Pequim, 07 abr 2026 (Lusa) — A China vai continuar a limitar praticamente a metade o aumento no preço dos combustíveis a partir desta meia-noite, prolongando as medidas anunciadas em março para tentar atenuar o impacto da subida do preço do petróleo.
Segundo indicou hoje num comunicado a Comissão Nacional de Desenvolvimento e Reforma (CNDR, principal órgão de planeamento económico do país), os preços da gasolina subirão 420 yuan (52,95 euros) por tonelada, quando deveriam subir 800 yuan (100,86 euros), na sequência das “consideráveis” flutuações no mercado.
O preço do gasóleo subirá 400 yuan (50,43 euros) por tonelada, em vez dos 770 yuan (97,07 euros) do cálculo padrão.
“Para mitigar o impacto dos preços internacionais crescentes do petróleo bruto no mercado nacional, o Governo continua a aplicar medidas de controlo sobre os preços dos derivados do petróleo”, indica a instituição no seu portal.
A 23 de março, a CNRD anunciou que limitaria os aumentos a 1.160 e 1.115 yuan (146,24 e 140,57 euros) para a gasolina e o gasóleo, em vez dos 2.205 e 2.120 yuan (277,99 e 267,27 euros) que teria de aplicar face à escala do preço do petróleo.

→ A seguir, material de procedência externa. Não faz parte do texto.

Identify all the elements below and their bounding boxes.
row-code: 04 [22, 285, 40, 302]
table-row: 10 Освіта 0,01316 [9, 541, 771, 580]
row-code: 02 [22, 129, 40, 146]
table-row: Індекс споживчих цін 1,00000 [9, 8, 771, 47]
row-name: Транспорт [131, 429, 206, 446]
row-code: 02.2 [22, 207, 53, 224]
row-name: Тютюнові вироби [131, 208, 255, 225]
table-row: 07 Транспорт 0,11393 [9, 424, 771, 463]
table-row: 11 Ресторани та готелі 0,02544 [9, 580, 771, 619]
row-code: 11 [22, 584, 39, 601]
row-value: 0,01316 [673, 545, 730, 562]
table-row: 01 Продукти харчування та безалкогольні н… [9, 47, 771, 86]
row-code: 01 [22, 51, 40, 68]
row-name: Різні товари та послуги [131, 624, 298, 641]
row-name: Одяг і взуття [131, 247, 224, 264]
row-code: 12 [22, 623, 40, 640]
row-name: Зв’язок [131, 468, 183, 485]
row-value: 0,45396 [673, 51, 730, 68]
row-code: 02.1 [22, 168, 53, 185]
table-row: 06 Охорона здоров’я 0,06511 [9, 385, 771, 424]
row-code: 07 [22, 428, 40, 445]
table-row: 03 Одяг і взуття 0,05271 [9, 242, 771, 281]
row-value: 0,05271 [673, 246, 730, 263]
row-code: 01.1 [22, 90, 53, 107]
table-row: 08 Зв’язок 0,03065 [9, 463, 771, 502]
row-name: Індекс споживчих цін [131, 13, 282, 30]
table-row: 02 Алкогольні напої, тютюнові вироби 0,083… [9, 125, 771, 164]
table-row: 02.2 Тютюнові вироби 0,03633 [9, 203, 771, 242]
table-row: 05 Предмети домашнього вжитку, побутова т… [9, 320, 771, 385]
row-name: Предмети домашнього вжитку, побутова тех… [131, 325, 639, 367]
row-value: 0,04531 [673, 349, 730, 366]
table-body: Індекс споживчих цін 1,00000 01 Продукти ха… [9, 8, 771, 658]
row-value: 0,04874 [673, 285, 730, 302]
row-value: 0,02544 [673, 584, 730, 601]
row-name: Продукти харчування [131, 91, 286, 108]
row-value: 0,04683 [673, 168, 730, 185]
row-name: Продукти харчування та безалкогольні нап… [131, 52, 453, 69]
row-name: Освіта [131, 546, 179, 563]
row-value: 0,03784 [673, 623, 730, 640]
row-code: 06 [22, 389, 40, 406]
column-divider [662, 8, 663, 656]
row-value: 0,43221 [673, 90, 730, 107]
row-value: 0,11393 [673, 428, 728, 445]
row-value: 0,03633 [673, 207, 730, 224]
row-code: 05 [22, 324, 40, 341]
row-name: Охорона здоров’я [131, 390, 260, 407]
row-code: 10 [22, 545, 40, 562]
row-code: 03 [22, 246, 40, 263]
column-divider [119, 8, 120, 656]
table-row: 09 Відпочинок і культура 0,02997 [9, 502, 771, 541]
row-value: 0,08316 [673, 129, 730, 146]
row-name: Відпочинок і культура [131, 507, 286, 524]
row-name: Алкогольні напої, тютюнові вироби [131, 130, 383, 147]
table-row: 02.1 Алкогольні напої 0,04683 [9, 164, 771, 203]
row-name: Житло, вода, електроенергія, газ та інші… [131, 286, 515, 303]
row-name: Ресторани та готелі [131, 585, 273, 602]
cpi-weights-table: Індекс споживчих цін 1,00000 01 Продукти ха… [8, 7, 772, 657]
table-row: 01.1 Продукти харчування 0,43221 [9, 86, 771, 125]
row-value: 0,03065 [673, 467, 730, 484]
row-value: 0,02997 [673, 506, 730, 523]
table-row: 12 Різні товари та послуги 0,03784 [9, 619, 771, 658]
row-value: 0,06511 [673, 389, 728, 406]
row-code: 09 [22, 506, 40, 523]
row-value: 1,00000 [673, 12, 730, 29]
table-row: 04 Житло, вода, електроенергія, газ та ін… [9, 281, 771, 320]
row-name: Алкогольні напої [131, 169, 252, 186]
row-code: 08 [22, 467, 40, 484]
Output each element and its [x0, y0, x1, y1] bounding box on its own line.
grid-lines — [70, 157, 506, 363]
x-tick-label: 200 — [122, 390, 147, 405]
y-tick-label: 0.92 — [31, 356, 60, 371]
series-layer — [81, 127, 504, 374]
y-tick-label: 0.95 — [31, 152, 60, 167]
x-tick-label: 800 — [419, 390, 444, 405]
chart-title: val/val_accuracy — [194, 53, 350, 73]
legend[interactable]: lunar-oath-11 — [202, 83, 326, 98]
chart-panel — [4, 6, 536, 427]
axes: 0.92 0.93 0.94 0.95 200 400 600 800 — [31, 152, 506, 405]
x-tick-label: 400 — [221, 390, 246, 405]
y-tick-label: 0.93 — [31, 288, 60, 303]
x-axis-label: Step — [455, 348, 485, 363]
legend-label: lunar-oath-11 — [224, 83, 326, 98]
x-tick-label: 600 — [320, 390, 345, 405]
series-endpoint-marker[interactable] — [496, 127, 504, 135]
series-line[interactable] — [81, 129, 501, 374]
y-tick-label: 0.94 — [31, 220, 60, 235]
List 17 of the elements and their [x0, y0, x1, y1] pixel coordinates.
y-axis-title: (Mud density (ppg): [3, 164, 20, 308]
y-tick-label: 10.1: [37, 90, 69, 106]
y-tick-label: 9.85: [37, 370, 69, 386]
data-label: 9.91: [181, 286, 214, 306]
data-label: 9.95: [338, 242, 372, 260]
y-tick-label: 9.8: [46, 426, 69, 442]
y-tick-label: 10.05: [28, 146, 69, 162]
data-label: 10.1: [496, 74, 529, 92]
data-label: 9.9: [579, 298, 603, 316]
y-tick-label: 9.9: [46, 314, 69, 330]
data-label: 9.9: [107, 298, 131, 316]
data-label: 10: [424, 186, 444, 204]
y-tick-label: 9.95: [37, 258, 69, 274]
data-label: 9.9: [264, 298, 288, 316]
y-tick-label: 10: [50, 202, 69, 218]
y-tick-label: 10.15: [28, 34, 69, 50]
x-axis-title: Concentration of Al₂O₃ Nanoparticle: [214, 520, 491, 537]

No comunicado de hoje, o responsável pelo planeamento económico exige que as grandes petrolíferas estatais “organizem a produção e o transporte” de produtos refinados para “garantir o abastecimento estável” e insta-as a “aplicar rigorosamente” os referidos controlos de preços.
O comunicado adverte de “penas severas” contra quem infringir estas medidas e pede a todas as autoridades do país que “reforcem a supervisão e a inspeção do mercado”.
Perante o bloqueio “de facto” do estreito de Ormuz, por onde passa 45% do petróleo que importa, a China registou um dos maiores aumentos recentes nos preços dos combustíveis, o que levou os reguladores a intervir para limitar o seu impacto sobre os cidadãos.